Exclusion d’élèves-officiers de la Police : La DISS ouvre une enquête

Exclusion d’élèves-officiers de la Police : La DISS ouvre une enquête

La Direction de l’inspection des services de sécurité (Diss) a ouvert une enquête administrative, suite au renvoi d’élèves-officiers en formation à l’Ecole nationale de police et de la formation.

Seuls les agents du concours professionnel, désormais mis à la disposition de la Direction du personnel, sont concernés par l’exclusion.

L’affaire des élèves-officiers et commissaires renvoyés de l’Ecole nationale de la police et de la formation suscite des inquiétudes auprès des familles des personnes concernées. Un prétexte saisi par Walf Quotidien pour interpeller la Police nationale car, pour l’heure, il n’y a pas encore une réaction officielle de la Direction générale de la police nationale (Dgpn). En effet, des sources proches du ministère de l’Intérieur contactées par Walf Quotidien,  «la tutelle attend un rapport détaillé de la situation qui doit venir de la Direction de l’inspection des services de sécurité pour décliner sa position officielle». «L’inspecteur général de police, Oumar Maal, a saisi la Diss pour savoir ce qui s’est réellement passé. Pour l’instant, nous attendons que ladite direction concernée nous fasse son rapport. Ce qui est constant, c’est que les élèves se sont pas actuellement à l’école, ils ne sont non plus radiés, mais mis à la disposition de la Direction du personnel», confie-t-on.

 De son côté, le Bureau des relations publiques de la police, joint par nos soins, précise que «seuls les élèves-officiers et élèves-commissaires issus du concours professionnel ont été renvoyés de l’école». «Les autres élèves de cette promotion, constitués d’agent de police, de sous-officiers et de commissaires issus du concours direct, poursuivent leur formation», précise-t-on. En clair, cela signifie que l’exclusion ne vise pas les éléments en formation issus du concours direct. Il s’agit plutôt des fonctionnaires du corps paramilitaire en question qui veulent accéder au grade supérieur. Ces agents en formation sont issus de la 44ème promotion composée de professionnels aguerris, de commandants de compagnies et d’enquêteurs rompus à la tâche. En conséquence, la tutelle a saisi la Direction de l’inspection des services de sécurité (Diss), pour faire la lumière sur cette affaire. On se rappelle que c’est ce démembrement de la Police nationale qui avait en charge l’enquête sur l’affaire dite de la drogue dans la police.

Pas de radiation

Le Directeur de l’Ecole nationale de police a pris la décision de les mettre à la disposition de la Direction du personnel, suite à des «séances de bizutage ayant causé de graves blessures chez les victimes». Ce sont «des sévices corporels, des brimades et méthodes de bizutage inhumains et dégradants infligés aux nouveaux entrants», confie-t-on.
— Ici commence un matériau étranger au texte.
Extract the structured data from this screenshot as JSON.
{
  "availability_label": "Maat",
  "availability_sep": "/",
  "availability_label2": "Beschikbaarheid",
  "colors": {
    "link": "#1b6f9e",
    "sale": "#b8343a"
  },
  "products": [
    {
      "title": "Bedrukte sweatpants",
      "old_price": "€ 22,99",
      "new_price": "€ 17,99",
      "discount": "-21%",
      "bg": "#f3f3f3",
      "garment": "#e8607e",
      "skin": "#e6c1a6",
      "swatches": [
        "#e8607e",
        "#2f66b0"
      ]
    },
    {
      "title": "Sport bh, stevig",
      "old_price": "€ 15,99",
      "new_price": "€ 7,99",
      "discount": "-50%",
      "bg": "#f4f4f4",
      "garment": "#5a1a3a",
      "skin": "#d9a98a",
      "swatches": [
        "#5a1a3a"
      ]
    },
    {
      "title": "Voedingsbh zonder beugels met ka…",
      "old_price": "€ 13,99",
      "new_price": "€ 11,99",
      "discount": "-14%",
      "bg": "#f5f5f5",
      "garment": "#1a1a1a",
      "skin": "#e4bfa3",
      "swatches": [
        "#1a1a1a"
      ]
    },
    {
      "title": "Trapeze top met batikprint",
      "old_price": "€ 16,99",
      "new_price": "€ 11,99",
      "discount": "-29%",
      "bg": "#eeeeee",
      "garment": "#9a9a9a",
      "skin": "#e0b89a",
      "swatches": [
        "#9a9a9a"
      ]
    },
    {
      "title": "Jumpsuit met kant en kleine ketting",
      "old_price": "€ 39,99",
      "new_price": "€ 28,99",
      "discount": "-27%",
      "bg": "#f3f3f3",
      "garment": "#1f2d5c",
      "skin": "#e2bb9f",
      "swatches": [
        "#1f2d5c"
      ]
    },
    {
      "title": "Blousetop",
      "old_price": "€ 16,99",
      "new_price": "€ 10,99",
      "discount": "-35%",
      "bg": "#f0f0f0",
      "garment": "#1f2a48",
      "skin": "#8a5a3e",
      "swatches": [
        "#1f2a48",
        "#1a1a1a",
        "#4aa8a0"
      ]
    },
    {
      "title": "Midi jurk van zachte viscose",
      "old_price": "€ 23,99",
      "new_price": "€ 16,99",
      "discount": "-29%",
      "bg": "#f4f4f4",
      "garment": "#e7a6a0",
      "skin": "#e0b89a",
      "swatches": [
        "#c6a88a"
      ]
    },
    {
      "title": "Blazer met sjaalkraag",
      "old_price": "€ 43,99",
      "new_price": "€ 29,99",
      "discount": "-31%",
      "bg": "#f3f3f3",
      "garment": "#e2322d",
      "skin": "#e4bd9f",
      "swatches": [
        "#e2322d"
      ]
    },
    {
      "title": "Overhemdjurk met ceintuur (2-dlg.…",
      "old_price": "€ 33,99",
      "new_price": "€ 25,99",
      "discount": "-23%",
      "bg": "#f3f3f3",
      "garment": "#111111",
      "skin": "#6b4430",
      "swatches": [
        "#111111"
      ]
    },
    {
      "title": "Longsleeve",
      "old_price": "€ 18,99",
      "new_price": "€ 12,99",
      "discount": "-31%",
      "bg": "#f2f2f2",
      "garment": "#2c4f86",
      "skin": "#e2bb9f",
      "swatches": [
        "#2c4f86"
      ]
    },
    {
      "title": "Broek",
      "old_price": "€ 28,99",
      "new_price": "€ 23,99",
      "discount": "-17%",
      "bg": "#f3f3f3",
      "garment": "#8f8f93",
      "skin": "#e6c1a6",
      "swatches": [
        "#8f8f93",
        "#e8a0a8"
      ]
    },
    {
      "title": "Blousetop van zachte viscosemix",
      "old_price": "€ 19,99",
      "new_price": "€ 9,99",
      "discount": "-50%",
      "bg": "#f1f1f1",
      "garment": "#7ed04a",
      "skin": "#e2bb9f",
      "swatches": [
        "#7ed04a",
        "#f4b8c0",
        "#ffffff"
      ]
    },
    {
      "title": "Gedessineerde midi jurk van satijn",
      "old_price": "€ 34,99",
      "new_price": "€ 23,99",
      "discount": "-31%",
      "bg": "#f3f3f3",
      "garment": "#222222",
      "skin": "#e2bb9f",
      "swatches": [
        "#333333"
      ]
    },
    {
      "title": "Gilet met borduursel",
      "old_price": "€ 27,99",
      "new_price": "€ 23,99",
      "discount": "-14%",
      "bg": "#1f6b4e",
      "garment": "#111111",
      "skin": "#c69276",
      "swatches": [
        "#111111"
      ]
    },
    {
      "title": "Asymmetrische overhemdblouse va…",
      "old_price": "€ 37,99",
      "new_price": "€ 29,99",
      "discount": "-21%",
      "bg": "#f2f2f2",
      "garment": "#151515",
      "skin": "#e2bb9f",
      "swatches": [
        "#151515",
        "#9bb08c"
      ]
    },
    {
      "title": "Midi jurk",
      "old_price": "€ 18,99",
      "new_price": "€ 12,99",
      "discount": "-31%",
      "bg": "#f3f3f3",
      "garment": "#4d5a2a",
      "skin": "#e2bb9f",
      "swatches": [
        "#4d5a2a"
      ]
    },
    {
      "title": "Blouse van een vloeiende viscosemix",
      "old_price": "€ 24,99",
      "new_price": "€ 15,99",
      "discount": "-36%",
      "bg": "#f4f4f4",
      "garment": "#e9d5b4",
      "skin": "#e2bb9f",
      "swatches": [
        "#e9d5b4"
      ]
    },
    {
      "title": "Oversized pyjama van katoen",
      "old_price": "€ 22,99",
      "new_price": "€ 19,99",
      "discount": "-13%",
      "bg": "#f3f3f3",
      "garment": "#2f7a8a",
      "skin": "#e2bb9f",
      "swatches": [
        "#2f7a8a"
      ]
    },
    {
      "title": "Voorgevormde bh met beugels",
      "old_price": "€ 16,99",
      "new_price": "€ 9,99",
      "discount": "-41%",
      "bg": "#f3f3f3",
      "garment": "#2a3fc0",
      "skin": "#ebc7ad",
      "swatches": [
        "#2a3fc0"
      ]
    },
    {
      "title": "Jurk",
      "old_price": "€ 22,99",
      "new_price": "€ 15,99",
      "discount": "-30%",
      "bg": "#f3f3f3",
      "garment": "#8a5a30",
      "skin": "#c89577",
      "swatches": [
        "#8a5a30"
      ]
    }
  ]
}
D’autres sources font état d’une insubordination… Et selon nos informations, hier, les concernés renvoyés de l’établissement ont reçu notification de cette décision et doivent sans délai quitter l’établissement. Il faut souligner que ce n’est pas la première fois que des élèves en formation à l’Ecole nationale de police sont exclus. Dans un passé récent, 137 élèves-surveillants de prison ont été renvoyés, l’année dernière. A la seule différence que ces agents de l’Administration pénitentiaire n’ont pas été exclus, mais renvoyés chez eux, le temps de recevoir leurs affectations. Ils avaient été aussi renvoyés pour rébellion et acte d’indiscipline suite à un accrochage entre des élèves et un policier-encadreur. Ils avaient eu un incident avec un de leurs formateurs policiers qui les a réveillés vers une heure du matin, en les injuriant.

N’appréciant pas son comportement, les élèves-surveillants ont répliqué. Interpellé sur cette affaire, le Directeur de l’Administration pénitentiaire, le Colonel Daouda Diop, avait en son temps précisé qu’il n’a aucune responsabilité dans cette affaire et n’a pris non plus pris aucune mesure, étant donné que les élèves surveillants de prison ne dépendent pas encore de l’Administration pénitentiaire, mais plutôt de l’Ecole nationale de police et de la formation. Celle-ci constitue l’une des dix directions de la Direction générale de la police nationale (Dgpn), à côté de la Direction de la sécurité publique (Dsp), la Direction de la police de l’air et des frontières, la Direction de la surveillance du territoire (Dst), la Direction de la police judiciaire (Dpj) qui regroupe la Division des investigations criminelles (Dic) et la Brigade des affaires générales (Bag), entre autres.